Placement

Quand l’Asie fait de l’ombre aux géants de la tech américaine

Publié le 15 oct. 2020 à 12:30

L’heure de gloire de la « Big tech » américaine est-elle passée ? Face aux valorisations élevées du secteur et à la pression réglementaire qui monte des deux côtés de l’Atlantique, de plus en plus d’investisseurs cherchent à diversifier leurs placements loin des mastodontes américains. Pour aller chercher des valeurs de croissances encore abordables, beaucoup se tournent vers l’Asie, et en particulier la Chine.

Le parcours boursier de certaines grandes sociétés du secteur a déjà de quoi impressionner cette année. Le spécialiste des smartphones Xiaomi, qui pèse près de 70 milliards de dollars en Bourse, a progressé de 108 % cette année. Le cours de Kingdee International, un fournisseur de logiciel pour les entreprises, a été multiplié par près de 3. Le spécialiste de la livraison par internet, Meituan, a bondi de 160 %, tandis que Wuxi Biologics, une biotech, a quasiment doublé en Bourse. Les investisseurs ne manquent pas de choix. L’indice MSCI China Information Technology a bondi de 45 % sur la période, battant largement le Nasdaq Composite (+ 32 %).

« Une offensive réglementaire en Europe ou aux Etats-Unis pourrait entraîner un effet de report vers la tech asiatique et notamment chinoise », estime Gilles Sitbon, gérant actions internationales pour Sycomore. La Chine a quelques atouts pour attirer les investisseurs, avec un large marché intérieur au potentiel de croissance important. Déjà, « les entreprises chinoises sont en pointe dans de nombreux domaines, dont l’intelligence artificielle et la 5G », ajoute-t-il.

Pour les géants américains du secteur, la menace se précise. La chambre des Représentants a publié début octobre un rapport très critique sur les géants de la tech . La récente poussée démocrate dans les sondages augmente les chances de voir des mesures réellement coercitives mises en oeuvre. Les investisseurs prennent ce genre de menace au sérieux. Il y a deux ans, Facebook avait perdu plus de 60 milliards de dollars de capitalisation en quelques jours suite à la révélation du scandale « Cambridge Analytica ».

Offensive réglementaire

En Europe aussi, le discours politique s’est durci. Au point de voir Thierry Breton, le commissaire chargé de l’économie digitale, évoquer la menace du démantèlement de certaines plateformes.

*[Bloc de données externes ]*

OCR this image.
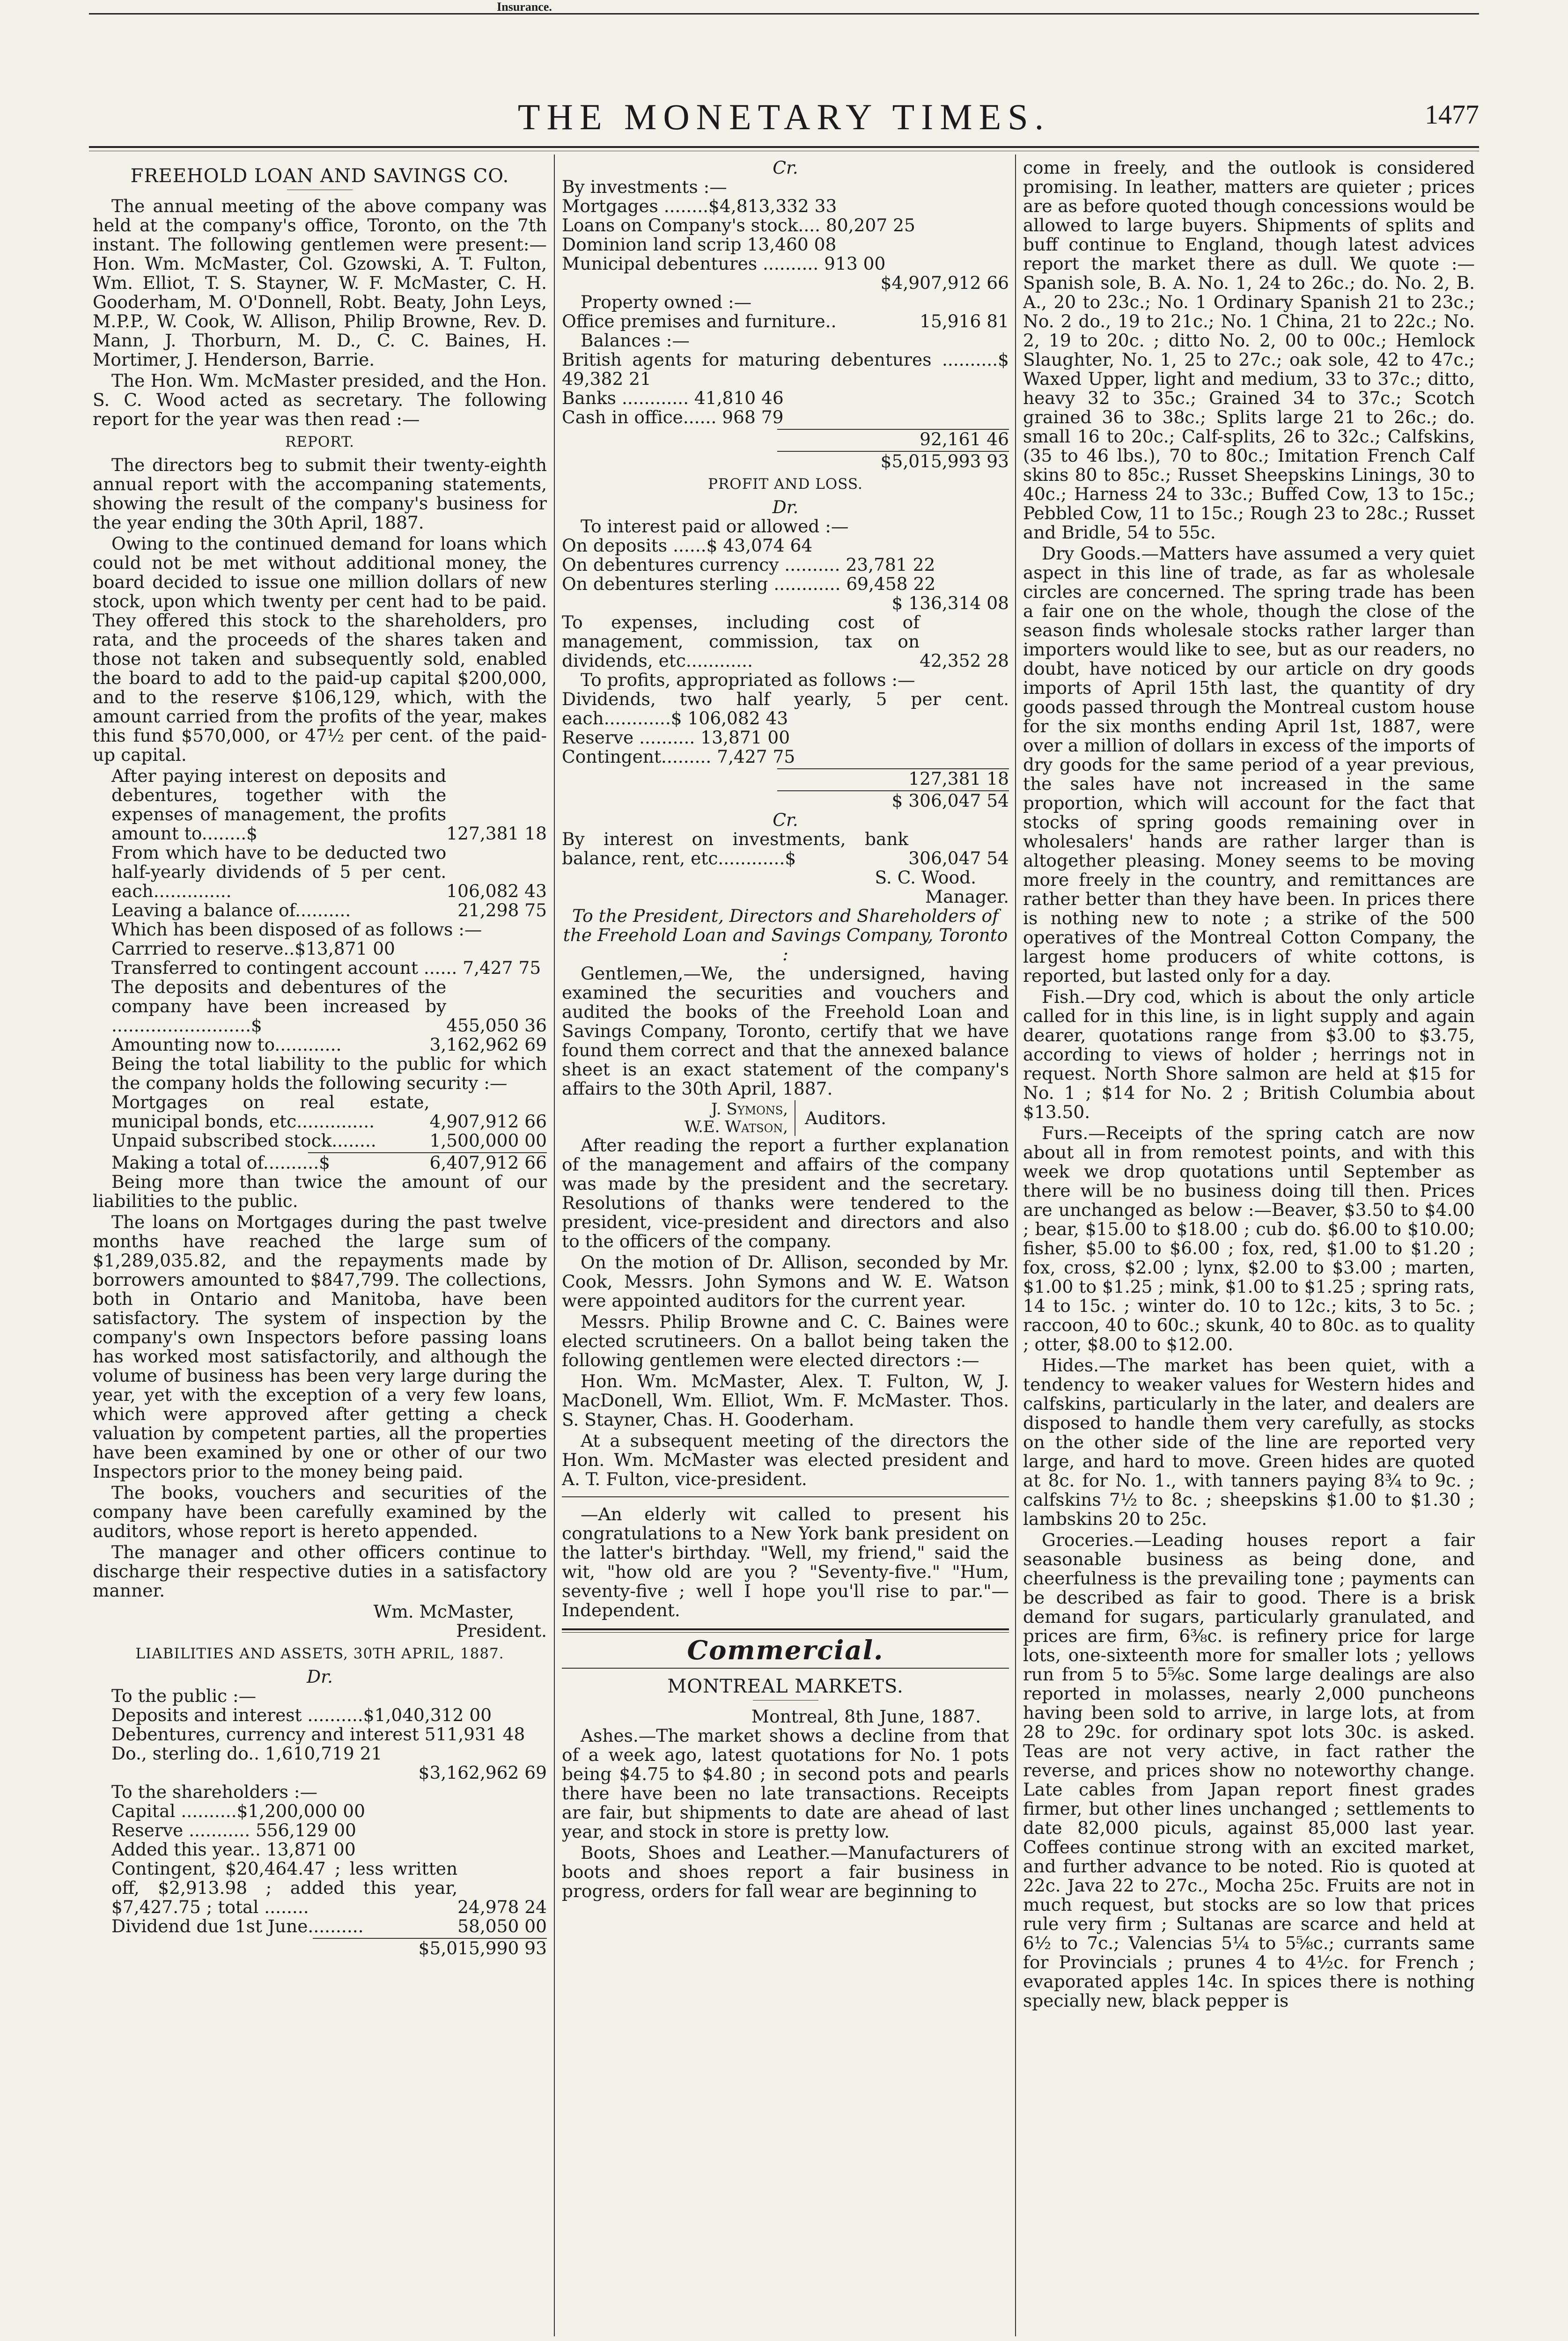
Insurance.
THE MONETARY TIMES.	1477
FREEHOLD LOAN AND SAVINGS CO.

The annual meeting of the above company was held at the company's office, Toronto, on the 7th instant. The following gentlemen were present:—Hon. Wm. McMaster, Col. Gzowski, A. T. Fulton, Wm. Elliot, T. S. Stayner, W. F. McMaster, C. H. Gooderham, M. O'Donnell, Robt. Beaty, John Leys, M.P.P., W. Cook, W. Allison, Philip Browne, Rev. D. Mann, J. Thorburn, M. D., C. C. Baines, H. Mortimer, J. Henderson, Barrie.

The Hon. Wm. McMaster presided, and the Hon. S. C. Wood acted as secretary. The following report for the year was then read :—

REPORT.

The directors beg to submit their twenty-eighth annual report with the accompaning statements, showing the result of the company's business for the year ending the 30th April, 1887.

Owing to the continued demand for loans which could not be met without additional money, the board decided to issue one million dollars of new stock, upon which twenty per cent had to be paid. They offered this stock to the shareholders, pro rata, and the proceeds of the shares taken and those not taken and subsequently sold, enabled the board to add to the paid-up capital $200,000, and to the reserve $106,129, which, with the amount carried from the profits of the year, makes this fund $570,000, or 47½ per cent. of the paid-up capital.

After paying interest on deposits and debentures, together with the expenses of management, the profits amount to........$	127,381 18
From which have to be deducted two half-yearly dividends of 5 per cent. each..............	106,082 43
Leaving a balance of..........	21,298 75
Which has been disposed of as follows :—
Carrried to reserve..$13,871 00
Transferred to contingent account ...... 7,427 75
The deposits and debentures of the company have been increased by .........................$	455,050 36
Amounting now to............	3,162,962 69
Being the total liability to the public for which the company holds the following security :—
Mortgages on real estate, municipal bonds, etc..............	4,907,912 66
Unpaid subscribed stock........	1,500,000 00
Making a total of..........$	6,407,912 66

Being more than twice the amount of our liabilities to the public.

The loans on Mortgages during the past twelve months have reached the large sum of $1,289,035.82, and the repayments made by borrowers amounted to $847,799. The collections, both in Ontario and Manitoba, have been satisfactory. The system of inspection by the company's own Inspectors before passing loans has worked most satisfactorily, and although the volume of business has been very large during the year, yet with the exception of a very few loans, which were approved after getting a check valuation by competent parties, all the properties have been examined by one or other of our two Inspectors prior to the money being paid.

The books, vouchers and securities of the company have been carefully examined by the auditors, whose report is hereto appended.

The manager and other officers continue to discharge their respective duties in a satisfactory manner.

Wm. McMaster,
President.
LIABILITIES AND ASSETS, 30TH APRIL, 1887.
Dr.
To the public :—
Deposits and interest ..........$1,040,312 00
Debentures, currency and interest 511,931 48
Do., sterling do.. 1,610,719 21
$3,162,962 69
To the shareholders :—
Capital ..........$1,200,000 00
Reserve ........... 556,129 00
Added this year.. 13,871 00
Contingent, $20,464.47 ; less written off, $2,913.98 ; added this year, $7,427.75 ; total ........	24,978 24
Dividend due 1st June..........	58,050 00
$5,015,990 93
Cr.
By investments :—
Mortgages ........$4,813,332 33
Loans on Company's stock.... 80,207 25
Dominion land scrip 13,460 08
Municipal debentures .......... 913 00
$4,907,912 66
Property owned :—
Office premises and furniture..	15,916 81
Balances :—
British agents for maturing debentures ..........$ 49,382 21
Banks ............ 41,810 46
Cash in office...... 968 79
92,161 46
$5,015,993 93
PROFIT AND LOSS.
Dr.
To interest paid or allowed :—
On deposits ......$ 43,074 64
On debentures currency .......... 23,781 22
On debentures sterling ............ 69,458 22
$ 136,314 08
To expenses, including cost of management, commission, tax on dividends, etc............	42,352 28
To profits, appropriated as follows :—
Dividends, two half yearly, 5 per cent. each............$ 106,082 43
Reserve .......... 13,871 00
Contingent......... 7,427 75
127,381 18
$ 306,047 54
Cr.
By interest on investments, bank balance, rent, etc............$	306,047 54
S. C. Wood.
Manager.
To the President, Directors and Shareholders of the Freehold Loan and Savings Company, Toronto :

Gentlemen,—We, the undersigned, having examined the securities and vouchers and audited the books of the Freehold Loan and Savings Company, Toronto, certify that we have found them correct and that the annexed balance sheet is an exact statement of the company's affairs to the 30th April, 1887.

J. Symons,
W.E. Watson, Auditors.

After reading the report a further explanation of the management and affairs of the company was made by the president and the secretary. Resolutions of thanks were tendered to the president, vice-president and directors and also to the officers of the company.

On the motion of Dr. Allison, seconded by Mr. Cook, Messrs. John Symons and W. E. Watson were appointed auditors for the current year.

Messrs. Philip Browne and C. C. Baines were elected scrutineers. On a ballot being taken the following gentlemen were elected directors :—

Hon. Wm. McMaster, Alex. T. Fulton, W, J. MacDonell, Wm. Elliot, Wm. F. McMaster. Thos. S. Stayner, Chas. H. Gooderham.

At a subsequent meeting of the directors the Hon. Wm. McMaster was elected president and A. T. Fulton, vice-president.

—An elderly wit called to present his congratulations to a New York bank president on the latter's birthday. "Well, my friend," said the wit, "how old are you ? "Seventy-five." "Hum, seventy-five ; well I hope you'll rise to par."—Independent.

Commercial.
MONTREAL MARKETS.
Montreal, 8th June, 1887.

Ashes.—The market shows a decline from that of a week ago, latest quotations for No. 1 pots being $4.75 to $4.80 ; in second pots and pearls there have been no late transactions. Receipts are fair, but shipments to date are ahead of last year, and stock in store is pretty low.

Boots, Shoes and Leather.—Manufacturers of boots and shoes report a fair business in progress, orders for fall wear are beginning to

come in freely, and the outlook is considered promising. In leather, matters are quieter ; prices are as before quoted though concessions would be allowed to large buyers. Shipments of splits and buff continue to England, though latest advices report the market there as dull. We quote :—Spanish sole, B. A. No. 1, 24 to 26c.; do. No. 2, B. A., 20 to 23c.; No. 1 Ordinary Spanish 21 to 23c.; No. 2 do., 19 to 21c.; No. 1 China, 21 to 22c.; No. 2, 19 to 20c. ; ditto No. 2, 00 to 00c.; Hemlock Slaughter, No. 1, 25 to 27c.; oak sole, 42 to 47c.; Waxed Upper, light and medium, 33 to 37c.; ditto, heavy 32 to 35c.; Grained 34 to 37c.; Scotch grained 36 to 38c.; Splits large 21 to 26c.; do. small 16 to 20c.; Calf-splits, 26 to 32c.; Calfskins, (35 to 46 lbs.), 70 to 80c.; Imitation French Calf skins 80 to 85c.; Russet Sheepskins Linings, 30 to 40c.; Harness 24 to 33c.; Buffed Cow, 13 to 15c.; Pebbled Cow, 11 to 15c.; Rough 23 to 28c.; Russet and Bridle, 54 to 55c.

Dry Goods.—Matters have assumed a very quiet aspect in this line of trade, as far as wholesale circles are concerned. The spring trade has been a fair one on the whole, though the close of the season finds wholesale stocks rather larger than importers would like to see, but as our readers, no doubt, have noticed by our article on dry goods imports of April 15th last, the quantity of dry goods passed through the Montreal custom house for the six months ending April 1st, 1887, were over a million of dollars in excess of the imports of dry goods for the same period of a year previous, the sales have not increased in the same proportion, which will account for the fact that stocks of spring goods remaining over in wholesalers' hands are rather larger than is altogether pleasing. Money seems to be moving more freely in the country, and remittances are rather better than they have been. In prices there is nothing new to note ; a strike of the 500 operatives of the Montreal Cotton Company, the largest home producers of white cottons, is reported, but lasted only for a day.

Fish.—Dry cod, which is about the only article called for in this line, is in light supply and again dearer, quotations range from $3.00 to $3.75, according to views of holder ; herrings not in request. North Shore salmon are held at $15 for No. 1 ; $14 for No. 2 ; British Columbia about $13.50.

Furs.—Receipts of the spring catch are now about all in from remotest points, and with this week we drop quotations until September as there will be no business doing till then. Prices are unchanged as below :—Beaver, $3.50 to $4.00 ; bear, $15.00 to $18.00 ; cub do. $6.00 to $10.00; fisher, $5.00 to $6.00 ; fox, red, $1.00 to $1.20 ; fox, cross, $2.00 ; lynx, $2.00 to $3.00 ; marten, $1.00 to $1.25 ; mink, $1.00 to $1.25 ; spring rats, 14 to 15c. ; winter do. 10 to 12c.; kits, 3 to 5c. ; raccoon, 40 to 60c.; skunk, 40 to 80c. as to quality ; otter, $8.00 to $12.00.

Hides.—The market has been quiet, with a tendency to weaker values for Western hides and calfskins, particularly in the later, and dealers are disposed to handle them very carefully, as stocks on the other side of the line are reported very large, and hard to move. Green hides are quoted at 8c. for No. 1., with tanners paying 8¾ to 9c. ; calfskins 7½ to 8c. ; sheepskins $1.00 to $1.30 ; lambskins 20 to 25c.

Groceries.—Leading houses report a fair seasonable business as being done, and cheerfulness is the prevailing tone ; payments can be described as fair to good. There is a brisk demand for sugars, particularly granulated, and prices are firm, 6⅜c. is refinery price for large lots, one-sixteenth more for smaller lots ; yellows run from 5 to 5⅝c. Some large dealings are also reported in molasses, nearly 2,000 puncheons having been sold to arrive, in large lots, at from 28 to 29c. for ordinary spot lots 30c. is asked. Teas are not very active, in fact rather the reverse, and prices show no noteworthy change. Late cables from Japan report finest grades firmer, but other lines unchanged ; settlements to date 82,000 piculs, against 85,000 last year. Coffees continue strong with an excited market, and further advance to be noted. Rio is quoted at 22c. Java 22 to 27c., Mocha 25c. Fruits are not in much request, but stocks are so low that prices rule very firm ; Sultanas are scarce and held at 6½ to 7c.; Valencias 5¼ to 5⅝c.; currants same for Provincials ; prunes 4 to 4½c. for French ; evaporated apples 14c. In spices there is nothing specially new, black pepper is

Parmi les priorités de la nouvelle Commission, renforcer ses pouvoirs face aux géants du secteur figure en bonne place, quitte à mettre en place un régime d’encadrement plus strict spécifique aux « GAFA » .

Certains s’inquiètent par ailleurs de la récente volatilité des valeurs techs en Bourse, qui se rapproche des niveaux atteints pendant la bulle internet des années 2000. Le moment est opportun pour se « diversifier hors de la tech américaine », estiment les analystes de la Société Générale. L’alternative ? Le « secteur technologique asiatique », qui offre encore des valorisations attractives , et en particulier les infrastructures télécoms et liées au développement de la voiture électrique.

Des fondamentaux solides

Cette faiblesse relative des valorisations s’observe aussi sur les grands noms du secteur : Samsung s’échange à 12 fois ses bénéfices attendus sur l’année qui vient, contre 30 fois pour Alibaba et plus de 90 fois pour Amazon.

Or, leurs perspectives économiques n’ont rien à envier à celles de la « Big tech ». La croissance annuelle moyenne des bénéfices est attendue à 24 % sur la période 2019-2023 pour l’ensemble de la tech asiatique, selon la Société Générale. Elles bénéficient enfin souvent d’un important soutien politique, notamment en Chine.

Soutien politique

Le gouvernement s’apprête à dévoiler son nouveau plan quinquennal fin octobre et le secteur technologique devrait y figurer en bonne place. « Les Chinois ont fortement misé sur la tech et vont continuer à le faire », pointe Hervé Goulletquer, économiste chez La Banque Postale AM.

Mais pour lui, cette proximité du pouvoir politique avec les géants chinois du secteur pourrait finalement aider les « GAFA » à échapper à des sanctions trop sévères outre-Atlantique. « Il y aura un durcissement de la réglementation, mais les rivalités avec la Chine empêcheront les Américains d’aller trop loin sur le sujet », estime-t-il. Et ce, quel que soit le vainqueur de l’élection présidentielle.